The Work of Form: Poetics and Materiality in Early Modern Culture explores the resurgent interest in literary form and aesthetics in early modern english studies. Essays by leading international scholars reflect on the legacy of historicist approaches and on calls for a renewal of formalist analysis as both a tool and as a defence of our object of study as literary critics. This collection addresses the possibilities as well as the challenges of combining these critical traditions; it tests and reflects on these through practice. It also establishes new lines of enquiry by expanding definitions of form to include the material as well as theoretical implications of the term and explores the early modern roots of these connections. The period's most famous poets such as Sidney, Spenser, Shakespeare, Jonson, and Jonson appear alongside Anne Southwell, Thomas Campion, and many anonymous poets and songwriters.

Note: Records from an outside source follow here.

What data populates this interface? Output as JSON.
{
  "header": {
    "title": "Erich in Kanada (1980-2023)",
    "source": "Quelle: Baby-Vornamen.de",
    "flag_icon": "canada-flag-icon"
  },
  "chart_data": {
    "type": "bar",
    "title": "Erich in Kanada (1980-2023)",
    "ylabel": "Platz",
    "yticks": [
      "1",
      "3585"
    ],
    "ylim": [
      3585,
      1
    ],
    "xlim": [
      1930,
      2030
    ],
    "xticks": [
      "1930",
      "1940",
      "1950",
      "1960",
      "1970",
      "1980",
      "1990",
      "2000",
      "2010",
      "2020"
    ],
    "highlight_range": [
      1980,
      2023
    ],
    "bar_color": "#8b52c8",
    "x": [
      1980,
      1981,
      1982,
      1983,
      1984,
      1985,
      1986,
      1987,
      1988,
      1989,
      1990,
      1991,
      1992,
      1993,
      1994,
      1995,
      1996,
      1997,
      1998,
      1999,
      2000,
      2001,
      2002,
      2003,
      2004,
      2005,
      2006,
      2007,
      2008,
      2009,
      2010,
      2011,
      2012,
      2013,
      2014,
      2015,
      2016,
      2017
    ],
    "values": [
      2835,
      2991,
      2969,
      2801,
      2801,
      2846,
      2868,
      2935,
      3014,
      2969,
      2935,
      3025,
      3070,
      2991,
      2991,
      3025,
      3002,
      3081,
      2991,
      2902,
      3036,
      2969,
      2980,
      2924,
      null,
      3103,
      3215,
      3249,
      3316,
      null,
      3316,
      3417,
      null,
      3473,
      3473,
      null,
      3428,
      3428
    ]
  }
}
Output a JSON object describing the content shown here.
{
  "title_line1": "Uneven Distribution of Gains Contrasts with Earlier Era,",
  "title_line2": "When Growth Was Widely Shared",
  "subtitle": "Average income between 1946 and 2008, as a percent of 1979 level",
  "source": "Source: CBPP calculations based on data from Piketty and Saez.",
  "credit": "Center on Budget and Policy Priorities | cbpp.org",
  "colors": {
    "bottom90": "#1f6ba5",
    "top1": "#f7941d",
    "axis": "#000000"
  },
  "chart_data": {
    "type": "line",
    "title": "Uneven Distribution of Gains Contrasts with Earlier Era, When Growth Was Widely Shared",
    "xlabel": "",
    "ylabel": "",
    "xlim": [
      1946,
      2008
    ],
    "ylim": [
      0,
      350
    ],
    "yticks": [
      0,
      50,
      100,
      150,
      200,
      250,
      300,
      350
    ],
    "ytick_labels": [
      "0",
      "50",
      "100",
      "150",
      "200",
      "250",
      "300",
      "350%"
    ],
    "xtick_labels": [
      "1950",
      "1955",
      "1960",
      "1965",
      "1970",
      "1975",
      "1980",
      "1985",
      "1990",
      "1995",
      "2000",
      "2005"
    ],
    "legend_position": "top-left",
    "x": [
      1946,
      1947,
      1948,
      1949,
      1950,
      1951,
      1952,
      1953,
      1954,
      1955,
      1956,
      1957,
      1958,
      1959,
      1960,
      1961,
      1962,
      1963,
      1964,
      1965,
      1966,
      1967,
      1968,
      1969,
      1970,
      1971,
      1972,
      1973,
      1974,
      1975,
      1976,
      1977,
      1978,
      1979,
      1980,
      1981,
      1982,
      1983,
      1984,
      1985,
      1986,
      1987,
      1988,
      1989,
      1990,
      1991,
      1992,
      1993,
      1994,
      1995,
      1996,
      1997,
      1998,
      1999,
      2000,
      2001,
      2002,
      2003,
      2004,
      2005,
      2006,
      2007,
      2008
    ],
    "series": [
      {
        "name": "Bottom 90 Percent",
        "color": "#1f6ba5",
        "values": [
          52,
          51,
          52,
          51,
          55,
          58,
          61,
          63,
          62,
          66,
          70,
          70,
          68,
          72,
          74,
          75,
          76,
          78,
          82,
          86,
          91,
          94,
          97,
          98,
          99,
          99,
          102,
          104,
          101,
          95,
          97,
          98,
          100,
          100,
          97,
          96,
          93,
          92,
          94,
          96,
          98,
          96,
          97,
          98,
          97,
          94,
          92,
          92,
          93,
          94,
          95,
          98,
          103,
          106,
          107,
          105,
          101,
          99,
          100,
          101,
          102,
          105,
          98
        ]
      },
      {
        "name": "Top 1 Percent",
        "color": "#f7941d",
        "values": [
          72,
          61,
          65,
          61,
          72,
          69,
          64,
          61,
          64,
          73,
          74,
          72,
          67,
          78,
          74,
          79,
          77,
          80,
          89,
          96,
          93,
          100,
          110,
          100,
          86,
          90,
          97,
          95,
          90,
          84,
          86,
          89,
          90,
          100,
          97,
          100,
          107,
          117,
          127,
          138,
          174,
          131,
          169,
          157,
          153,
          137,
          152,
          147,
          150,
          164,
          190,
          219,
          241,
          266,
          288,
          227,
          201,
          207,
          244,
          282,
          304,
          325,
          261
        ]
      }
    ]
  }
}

The Work of Form brings together contributors from literary history, historicism, manuscript study, prosodic theory, the history of music, history of the book, as well as print and manuscript culture. It represents avowedly political historical work, alongside aesthetic and theoretical frameworks, work bridging literature and music, and cognitive poetics. In bringing together these diverse commitments, it addresses urgent questions about how we can understand and analyse literary form in a historically-rooted way, and demands rigorous discussion about the status of formal and aesthetic considerations in editing, in literary criticism, and in teaching.



Elizabeth Scott-Baumann is Leverhulme Early Career Fellow at King's College London. She is the author of Forms of Engagement: Women, Poetry, and Culture 1640-1680 (OUP) and co-edited The Intellectual Culture of Puritan Women (Palgrave, 2010) with Johanna Harris. She is also editing an anthology of Women Poets of the English Civil War for Manchester University Press with Sarah C. E. Ross.

Ben Burton teaches at Nottingham High School and was previously Lecturer in Early Modern English Literature at St Catherine's College, Oxford University. He has published articles on early modern devotional poetry, including an essay which won Renaissance and Reformation's Natalie Zemon Davis prize in 2007.